目前,Mega正在使用这样的跨接电缆以实现兼容性(这是因为GPS屏蔽不能完全与Arduino Mega配合使用) .
//GPS 8 RX --> MEGA 18 TX1
//GPS 7 TX --> MEGA 29 0RX1
//GPS 13 CLK--> MEGA 52 SCK
//GPS 12 DI --> MEGA 51 MOSI
//GPS 11 DO --> MEGA 50 MISO
9轴运动传感器和GPS提供使用中断但我不想使用它们,除非它们是严格必要的 . 我最初尝试使用pinchangeint库,但这不适用于SoftwareSerial库!
我的代码如下:
#include <SPI.h>
#include <Adafruit_GPS.h>
#include <SD.h>
#include <avr/sleep.h>
#include "NAxisMotion.h"
//Contains the bridge code between the API and the Arduino Environment (Accelerometer)
#include <Wire.h>
#include <math.h>
#include <SoftwareSerial.h>
//APPS definitions
#define APPSpin A0
double APPSvalue;
// Wheel speed definitions
#define FLpin 2 //WORKING
#define FRpin 21 //INT.1 (3) Does not work
volatile byte FLtooth;
volatile byte FRtooth;
double FLrpm;
double FRrpm;
unsigned long FLtime;
unsigned long FRtime;
// Accelerometer definitions
NAxisMotion mySensor; //Object that for the sensor
uint8_t range = 3; // 0 = 2G, 1 = 4G, 2 = 8G, 3 = 16G
uint8_t bandwidth = 3; // 0 - 7 = 7.81Hz x 2^bandwidth
uint8_t powerMode = 0; // 0 - 5 = Norm, Suspend, Low Power 1, Standby, Low Power 2, Deep Suspend
bool updateSensorData = true;
//Flag to update the sensor data. Default is true to perform the first read before the first stream
// Connect to the GPS on the hardware port
#define GPSSerial Serial1
Adafruit_GPS GPS(&GPSSerial);
// Set GPSECHO to 'false' to turn off echoing the GPS data to the Serial console
// Set to 'true' if you want to debug and listen to the raw GPS sentences
#define GPSECHO true
// This keeps track of whether we're using the interrupt off by default!

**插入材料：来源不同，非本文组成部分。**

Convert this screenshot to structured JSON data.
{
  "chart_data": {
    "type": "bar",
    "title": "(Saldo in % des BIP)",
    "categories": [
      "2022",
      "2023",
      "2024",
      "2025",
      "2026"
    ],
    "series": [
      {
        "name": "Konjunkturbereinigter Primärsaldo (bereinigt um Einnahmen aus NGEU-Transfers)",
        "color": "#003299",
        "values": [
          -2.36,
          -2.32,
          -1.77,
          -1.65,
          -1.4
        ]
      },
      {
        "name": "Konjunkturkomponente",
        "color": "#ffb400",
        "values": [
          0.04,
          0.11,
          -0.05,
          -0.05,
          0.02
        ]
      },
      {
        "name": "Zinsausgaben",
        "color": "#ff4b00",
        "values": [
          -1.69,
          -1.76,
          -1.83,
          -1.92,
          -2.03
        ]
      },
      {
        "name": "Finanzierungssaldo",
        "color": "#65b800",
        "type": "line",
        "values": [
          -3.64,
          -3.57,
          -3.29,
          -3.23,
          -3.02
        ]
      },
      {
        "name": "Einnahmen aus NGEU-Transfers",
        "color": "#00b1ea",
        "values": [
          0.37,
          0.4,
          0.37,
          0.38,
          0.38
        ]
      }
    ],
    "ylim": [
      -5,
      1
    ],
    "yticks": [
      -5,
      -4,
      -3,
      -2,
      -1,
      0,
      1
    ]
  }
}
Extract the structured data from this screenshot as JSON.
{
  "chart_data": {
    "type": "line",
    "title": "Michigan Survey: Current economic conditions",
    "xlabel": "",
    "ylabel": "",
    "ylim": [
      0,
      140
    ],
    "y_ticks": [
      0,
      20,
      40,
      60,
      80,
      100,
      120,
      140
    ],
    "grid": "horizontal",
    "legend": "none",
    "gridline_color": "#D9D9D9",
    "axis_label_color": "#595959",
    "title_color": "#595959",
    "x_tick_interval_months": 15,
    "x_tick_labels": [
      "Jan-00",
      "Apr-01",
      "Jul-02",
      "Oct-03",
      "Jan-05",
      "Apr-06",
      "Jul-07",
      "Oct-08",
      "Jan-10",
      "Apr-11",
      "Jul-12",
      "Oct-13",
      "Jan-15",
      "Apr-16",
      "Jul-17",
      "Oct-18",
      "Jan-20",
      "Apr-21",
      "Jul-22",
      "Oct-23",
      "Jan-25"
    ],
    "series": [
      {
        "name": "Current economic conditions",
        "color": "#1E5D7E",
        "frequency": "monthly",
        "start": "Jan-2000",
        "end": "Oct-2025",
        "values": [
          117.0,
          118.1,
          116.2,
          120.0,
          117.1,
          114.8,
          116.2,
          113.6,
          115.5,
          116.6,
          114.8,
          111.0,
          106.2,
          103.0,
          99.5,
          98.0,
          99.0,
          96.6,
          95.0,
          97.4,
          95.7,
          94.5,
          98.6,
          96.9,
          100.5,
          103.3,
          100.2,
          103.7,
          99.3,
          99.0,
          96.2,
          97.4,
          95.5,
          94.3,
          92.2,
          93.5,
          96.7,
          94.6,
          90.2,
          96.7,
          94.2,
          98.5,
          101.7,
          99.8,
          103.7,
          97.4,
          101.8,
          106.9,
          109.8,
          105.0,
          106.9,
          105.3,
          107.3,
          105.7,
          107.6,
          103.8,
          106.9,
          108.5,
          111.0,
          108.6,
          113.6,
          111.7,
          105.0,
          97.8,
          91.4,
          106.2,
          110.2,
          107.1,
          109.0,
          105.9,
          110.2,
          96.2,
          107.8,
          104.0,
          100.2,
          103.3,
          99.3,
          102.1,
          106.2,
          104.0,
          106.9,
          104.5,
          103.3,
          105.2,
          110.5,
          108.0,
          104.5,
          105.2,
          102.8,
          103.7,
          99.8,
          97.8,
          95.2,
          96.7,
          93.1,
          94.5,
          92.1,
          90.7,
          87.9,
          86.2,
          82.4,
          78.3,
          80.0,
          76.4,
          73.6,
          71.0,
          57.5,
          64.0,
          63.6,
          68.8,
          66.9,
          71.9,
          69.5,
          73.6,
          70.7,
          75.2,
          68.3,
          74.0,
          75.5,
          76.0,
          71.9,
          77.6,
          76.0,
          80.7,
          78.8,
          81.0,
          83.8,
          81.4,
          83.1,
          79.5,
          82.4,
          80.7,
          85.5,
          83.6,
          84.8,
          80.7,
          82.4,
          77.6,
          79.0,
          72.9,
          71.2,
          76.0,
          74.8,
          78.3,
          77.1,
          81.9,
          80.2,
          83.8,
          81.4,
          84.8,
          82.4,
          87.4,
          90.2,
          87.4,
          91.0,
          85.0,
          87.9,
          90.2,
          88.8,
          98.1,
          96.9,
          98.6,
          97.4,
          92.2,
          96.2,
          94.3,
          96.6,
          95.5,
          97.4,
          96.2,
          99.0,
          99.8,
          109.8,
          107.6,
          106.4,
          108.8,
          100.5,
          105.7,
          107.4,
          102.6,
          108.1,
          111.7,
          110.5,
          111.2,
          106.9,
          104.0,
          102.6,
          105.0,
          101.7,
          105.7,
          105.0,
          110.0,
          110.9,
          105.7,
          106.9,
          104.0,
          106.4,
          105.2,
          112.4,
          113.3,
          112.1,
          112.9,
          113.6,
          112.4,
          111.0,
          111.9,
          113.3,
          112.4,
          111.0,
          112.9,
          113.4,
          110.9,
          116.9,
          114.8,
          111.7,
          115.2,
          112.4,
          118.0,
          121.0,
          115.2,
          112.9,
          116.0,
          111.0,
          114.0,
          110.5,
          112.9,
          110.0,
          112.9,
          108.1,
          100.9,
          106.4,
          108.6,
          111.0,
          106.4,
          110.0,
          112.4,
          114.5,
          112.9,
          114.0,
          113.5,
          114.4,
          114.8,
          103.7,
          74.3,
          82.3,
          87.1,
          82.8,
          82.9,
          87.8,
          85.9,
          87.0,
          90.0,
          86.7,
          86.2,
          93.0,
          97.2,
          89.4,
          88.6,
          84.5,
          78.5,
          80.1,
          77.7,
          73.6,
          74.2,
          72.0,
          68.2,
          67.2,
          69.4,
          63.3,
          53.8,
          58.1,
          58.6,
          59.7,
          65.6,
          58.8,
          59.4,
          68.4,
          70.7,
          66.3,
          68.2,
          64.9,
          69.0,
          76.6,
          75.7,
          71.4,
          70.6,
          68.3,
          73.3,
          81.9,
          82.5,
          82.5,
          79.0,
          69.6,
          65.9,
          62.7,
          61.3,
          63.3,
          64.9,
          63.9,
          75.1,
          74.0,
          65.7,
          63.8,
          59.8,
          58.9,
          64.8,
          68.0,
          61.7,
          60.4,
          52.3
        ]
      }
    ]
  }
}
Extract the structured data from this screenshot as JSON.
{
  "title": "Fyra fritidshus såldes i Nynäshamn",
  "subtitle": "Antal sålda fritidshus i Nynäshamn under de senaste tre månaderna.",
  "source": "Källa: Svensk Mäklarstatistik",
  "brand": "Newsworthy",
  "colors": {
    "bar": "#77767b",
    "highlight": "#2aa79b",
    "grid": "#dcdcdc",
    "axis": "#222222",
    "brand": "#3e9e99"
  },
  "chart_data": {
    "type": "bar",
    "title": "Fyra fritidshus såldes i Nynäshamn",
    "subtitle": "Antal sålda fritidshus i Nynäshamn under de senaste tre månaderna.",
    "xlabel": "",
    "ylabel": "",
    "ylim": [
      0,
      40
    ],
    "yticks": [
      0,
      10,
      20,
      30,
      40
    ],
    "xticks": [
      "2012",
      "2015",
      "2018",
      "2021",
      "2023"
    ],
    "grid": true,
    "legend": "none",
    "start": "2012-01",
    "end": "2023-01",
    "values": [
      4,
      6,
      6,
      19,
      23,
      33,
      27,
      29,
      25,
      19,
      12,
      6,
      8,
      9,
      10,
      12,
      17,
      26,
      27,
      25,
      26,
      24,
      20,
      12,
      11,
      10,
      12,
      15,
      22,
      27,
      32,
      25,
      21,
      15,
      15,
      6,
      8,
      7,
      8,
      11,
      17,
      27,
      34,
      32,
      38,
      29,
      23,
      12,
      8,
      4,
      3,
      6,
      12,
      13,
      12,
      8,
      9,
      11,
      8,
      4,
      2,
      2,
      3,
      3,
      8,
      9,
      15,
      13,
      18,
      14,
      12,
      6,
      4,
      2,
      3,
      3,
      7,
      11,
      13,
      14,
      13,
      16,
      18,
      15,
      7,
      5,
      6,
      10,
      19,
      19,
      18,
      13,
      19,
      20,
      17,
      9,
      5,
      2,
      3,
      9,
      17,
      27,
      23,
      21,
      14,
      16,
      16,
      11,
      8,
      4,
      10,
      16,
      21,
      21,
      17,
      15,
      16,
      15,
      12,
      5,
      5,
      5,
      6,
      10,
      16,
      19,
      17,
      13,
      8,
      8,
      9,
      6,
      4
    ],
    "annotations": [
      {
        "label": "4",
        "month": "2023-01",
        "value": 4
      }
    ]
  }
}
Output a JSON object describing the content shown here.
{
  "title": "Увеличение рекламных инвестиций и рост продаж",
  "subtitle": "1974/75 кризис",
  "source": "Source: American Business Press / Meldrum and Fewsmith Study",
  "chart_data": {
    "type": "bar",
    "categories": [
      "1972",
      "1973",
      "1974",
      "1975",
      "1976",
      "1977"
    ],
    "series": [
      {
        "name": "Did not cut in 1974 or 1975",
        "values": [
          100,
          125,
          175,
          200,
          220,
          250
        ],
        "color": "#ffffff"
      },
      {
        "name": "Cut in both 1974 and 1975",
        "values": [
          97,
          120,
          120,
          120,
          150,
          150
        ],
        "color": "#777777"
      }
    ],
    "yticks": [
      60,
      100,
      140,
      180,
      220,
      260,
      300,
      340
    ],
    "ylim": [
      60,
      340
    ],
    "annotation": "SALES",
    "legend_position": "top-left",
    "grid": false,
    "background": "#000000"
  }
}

boolean usingInterrupt = false;
void useInterrupt(boolean);
// Set Adafruit SD Card pin
#define chipSelect 10
File logfile;
uint32_t timer = millis();
void setup() {
//SD Setup
Serial.begin(115200);
pinMode(chipSelect, OUTPUT);
SD.begin(chipSelect, 11, 12, 13);
//GPS Setup
GPSSerial.begin(9600);
// 9600 NMEA is the default baud rate for Adafruit MTK GPS's- some use 4800
GPS.sendCommand(PMTK_SET_NMEA_OUTPUT_RMCONLY); //RMC (recommended minimum)
GPS.sendCommand(PMTK_SET_NMEA_UPDATE_10HZ); // Set 1 Hz update rate (1Hz is suggested max), NOTE: This is the speed of the echo!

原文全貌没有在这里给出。